Peran Hotel Homann dalam Sejarah Bandung

hotel homann sejarah bandung

Peran Hotel Homann dalam Sejarah Bandung

800 563 Irfan Noormansyah

Siapa tak tahu Hotel Homann ? Sebuah hotel legendaris di Kota Bandung yang masih berdiri tegak sampai dengan sekarang. Namun tak banyak orang yang tahu bahwa dulunya Hotel yang dibangun oleh Adolf & Maria Homann ini hanya berbilik bambu dan beratapkan jerami saat pertama kali berdiri pada sekitar tahun 1871 dengan nama Hotel Post Road.

Bangunan hotel tersebut beberapa kali mengalami beberapa kali perubahan bentuk dan nama hingga dikenal dengan nama Grand Hotel Homann. Perubahan paling signifikan terjadi pada tahun 1937-1939, di bawah intruksi pemiliknya yang baru yaitu Mr. F.J.A Van Es, arsitek ternama Albert Frederick Aalbers merancang bangunan Homann dengan gaya Streamline Art Deco yang megah. Bangunan tersebut menjadi kembaran bangunan Bank Denis (kini digunakan oleh BJB) yang terletak di kawasan Jl. Braga.

Nama Grand Hotel Homann pun berganti menjadi Hotel Savoy Homann pada tahun 1940. Nama Savoy ditambahkan untuk menegaskan kebesarannya. Bentuk bangunan Hotel Savoy Homann yang didesain A.F Aalbers pun bertahan sampai saat ini dengan penambahan fasilitas dan gedung baru di bagian belakang hotel.

Setelah Van Es meninggal dunia, kepemilikan sempat berganti kepada istrinya yang kemudian menjual Homann kepada R.H.M Saddak yang merupakan pengusaha ekspor-impor ternama di Indonesia. R.H.M Saddak juga tercatat sebagai anggota Dewan Perwakilan Rakyat Republik Indonesia. Kepemilikan atas Homann pun kembali berganti kepada H.E.K Ruchiyat pada tahun 1987 sebelum akhirnya kini dimiliki oleh Bidakara Group sejak tahun 2000.
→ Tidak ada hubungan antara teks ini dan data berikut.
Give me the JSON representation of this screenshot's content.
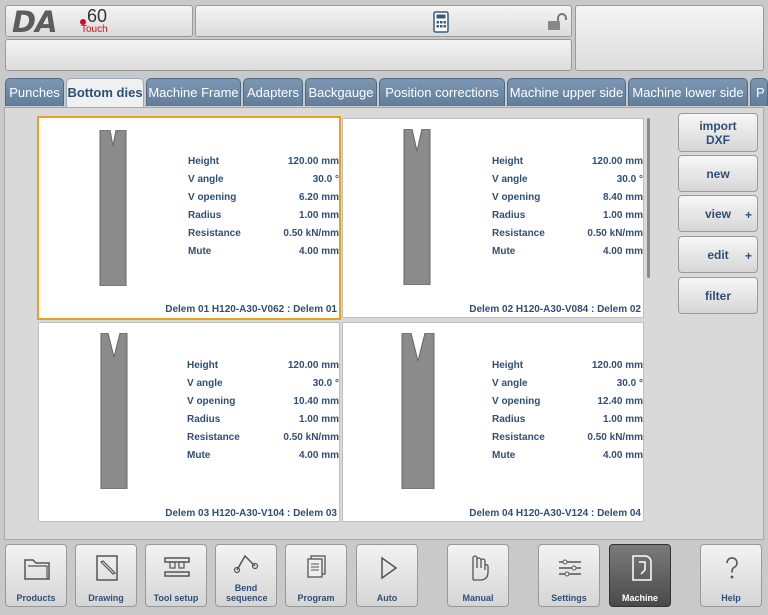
{
  "header": {
    "logo_text": "DA",
    "logo_model": "60",
    "logo_sub": "Touch"
  },
  "tabs": [
    {
      "label": "Punches",
      "active": false
    },
    {
      "label": "Bottom dies",
      "active": true
    },
    {
      "label": "Machine Frame",
      "active": false
    },
    {
      "label": "Adapters",
      "active": false
    },
    {
      "label": "Backgauge",
      "active": false
    },
    {
      "label": "Position corrections",
      "active": false
    },
    {
      "label": "Machine upper side",
      "active": false
    },
    {
      "label": "Machine lower side",
      "active": false
    },
    {
      "label": "P",
      "active": false
    }
  ],
  "props_labels": [
    "Height",
    "V angle",
    "V opening",
    "Radius",
    "Resistance",
    "Mute"
  ],
  "dies": [
    {
      "selected": true,
      "values": [
        "120.00 mm",
        "30.0 °",
        "6.20 mm",
        "1.00 mm",
        "0.50 kN/mm",
        "4.00 mm"
      ],
      "caption": "Delem 01 H120-A30-V062 : Delem 01"
    },
    {
      "selected": false,
      "values": [
        "120.00 mm",
        "30.0 °",
        "8.40 mm",
        "1.00 mm",
        "0.50 kN/mm",
        "4.00 mm"
      ],
      "caption": "Delem 02 H120-A30-V084 : Delem 02"
    },
    {
      "selected": false,
      "values": [
        "120.00 mm",
        "30.0 °",
        "10.40 mm",
        "1.00 mm",
        "0.50 kN/mm",
        "4.00 mm"
      ],
      "caption": "Delem 03 H120-A30-V104 : Delem 03"
    },
    {
      "selected": false,
      "values": [
        "120.00 mm",
        "30.0 °",
        "12.40 mm",
        "1.00 mm",
        "0.50 kN/mm",
        "4.00 mm"
      ],
      "caption": "Delem 04 H120-A30-V124 : Delem 04"
    }
  ],
  "side_buttons": {
    "import_line1": "import",
    "import_line2": "DXF",
    "new": "new",
    "view": "view",
    "edit": "edit",
    "filter": "filter",
    "plus": "+"
  },
  "nav": [
    {
      "label": "Products",
      "icon": "folder-icon"
    },
    {
      "label": "Drawing",
      "icon": "pencil-drawing-icon"
    },
    {
      "label": "Tool setup",
      "icon": "tool-setup-icon"
    },
    {
      "label": "Bend sequence",
      "icon": "bend-sequence-icon"
    },
    {
      "label": "Program",
      "icon": "program-pages-icon"
    },
    {
      "label": "Auto",
      "icon": "play-icon"
    },
    {
      "label": "Manual",
      "icon": "hand-icon"
    },
    {
      "label": "Settings",
      "icon": "settings-list-icon"
    },
    {
      "label": "Machine",
      "icon": "machine-icon"
    },
    {
      "label": "Help",
      "icon": "question-icon"
    }
  ],
  "colors": {
    "accent": "#2f4f78",
    "tab": "#6b88a6",
    "selected_border": "#e8a21f",
    "logo_red": "#c8102e"
  }
}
Hotel yang kini bernama lengkap Hotel Bidakara Grand Savoy Homann ini sempat ikut ambil bagian dalam peristiwa Konferensi Asia Afrika (KAA) yang diselenggarakan pada tahun 1955. Di hotel inilah para perwakilan Negara yang hadir dalam event akbar tersebut menginap, termasuk Presiden Sukarno yang menetap di kamar 244. Kamar tersebut sekarang masih disewakan oleh pihak hotel dengan harga yang cukup lumayan. Kedatangan para perwakilan Negara peserta KAA tersebut masih dapat dilihat jejaknya pada buku tamu yang disebut dengan “Golden Book”. Buku ini masih bisa dilihat dalam etalase kaca di salah satu sudut Hotel Bidakara Grand Savoy Homann kini.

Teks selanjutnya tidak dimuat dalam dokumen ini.